Leap and wiggle your small body like a flame.
Run and run and don’t forget to run.

And now the Dog Park rules are almost done,
and you will learn them as you learned your name.
Watch out for balls and feel the summer sun.
Run and run and don’t forget to run.

For more dog poems, check out Mary Oliver and Billy Collins, fans of dogs and fine poets.

Those of you interested in more information about villanelles, check this out and this.

Prompt #23 Green Birds

Happy (not Saturday) Monday! and Happy St. Patrick’s Day (if you’re Irish or otherwise celebrate the day) and Happy Green Birds of California Day (if you’re a slightly crazed poet…)!

I missed my chance to post my prompt on Saturday, and yesterday I spent the day outdoors in the sunshine and prepping for today’s poetry teaching start at a local elementary school. Now, three cups of tea later, I’m finally recovered enough think of a prompt and write a poem to go with it. Fortunately for me, one of my favorite blogs, Audublog, affiliated with Audubon California, has provided me with this fabulous post about green birds of California to get me (and all of us) started.

Let’s think of a poem today as something you can write that surprises you. Something you write in your own unique voice, without cliches. If you think of a green bird, you might visualize a bird you’re familiar with: a Mallard duck, an Anna’s hummingbird. And you could write a perfectly good poem about one of those. But what about the Violet-green swallow? Or the even less likely Ruby-crowned kinglet? Who names a green bird “ruby-crowned”?? I think my favorite green bird from this post is the Hutton’s vireo. I wonder who Hutton was? And why he named this sweet little fellow with the multicolored striped wings after himself?

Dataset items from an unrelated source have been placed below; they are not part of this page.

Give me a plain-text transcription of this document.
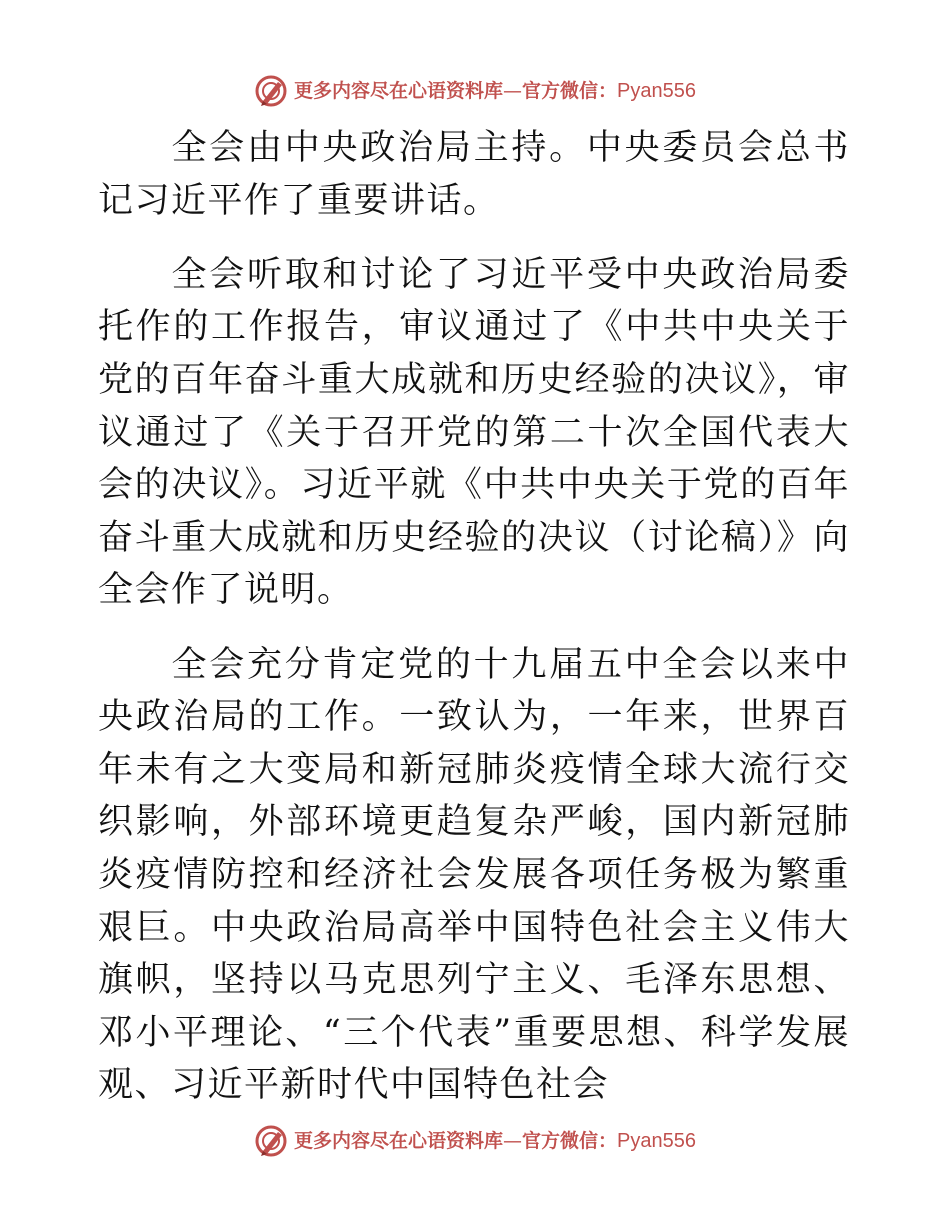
更多内容尽在心语资料库 — 官方微信： Pyan556

全会由中央政治局主持。中央委员会总书记习近平作了重要讲话。

全会听取和讨论了习近平受中央政治局委托作的工作报告，审议通过了《中共中央关于党的百年奋斗重大成就和历史经验的决议》，审议通过了《关于召开党的第二十次全国代表大会的决议》。习近平就《中共中央关于党的百年奋斗重大成就和历史经验的决议（讨论稿）》向全会作了说明。

全会充分肯定党的十九届五中全会以来中央政治局的工作。一致认为，一年来，世界百年未有之大变局和新冠肺炎疫情全球大流行交织影响，外部环境更趋复杂严峻，国内新冠肺炎疫情防控和经济社会发展各项任务极为繁重艰巨。中央政治局高举中国特色社会主义伟大旗帜，坚持以马克思列宁主义、毛泽东思想、邓小平理论、“三个代表”重要思想、科学发展观、习近平新时代中国特色社会

更多内容尽在心语资料库 — 官方微信： Pyan556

The tradition of writing poetry about birds is very Romantic (and yes, I mean that with a capital “R”). Here are a couple obvious choices:

One of my favorite bird poets writing today is Mary Oliver, who has written scads of  poems about egrets, owls, hummers.

Another favorite poet, Brenda Hillman, also writes about birds — they pop up in her strange and prickly poetry where least expected.

I couldn’t find any poems about the Hutton’s vireo, but I did find a great website that helps the birder differentiate one from a ruby-crowned kinglet — filled with great descriptions of their wings, head shape, and their songs. How is this for a delightful description of sounds that can’t be written down?

Voice is a much better character and is diagnostic once learned. The oft-heard, soft rattle of the kinglet is a dominant sound in wintering mixed flocks; it has been described as a scolding “je-dit, je-dit,” or “chiditdit” or a machine-gun “ah-a-a-a-a-a-a,” but it is not the least bit whinny. The vireo gives a typical vireo scold, a whinny descending “whee-we-we-we,” a nasal descending “cheee,” or may sing its two-part monotonous upslurred “zuwee” or “chew-wheet” song on warm days at any time of year (sometimes a downslurred “zeeoo…zeeoo….zeeoo.” In coastal California, serious singing by the vireo often begins in February when there are still a lot of kinglet around.

Your challenge for this week is to write a poem about a green bird. Investigate the Audublog, or look out your window and see what’s in your garden. Take a walk to a local pond and check out the ducks. Listen to the birds. Write down what they sound like. And then imagine that you can understand their songs — that would make a poem worthy of spring.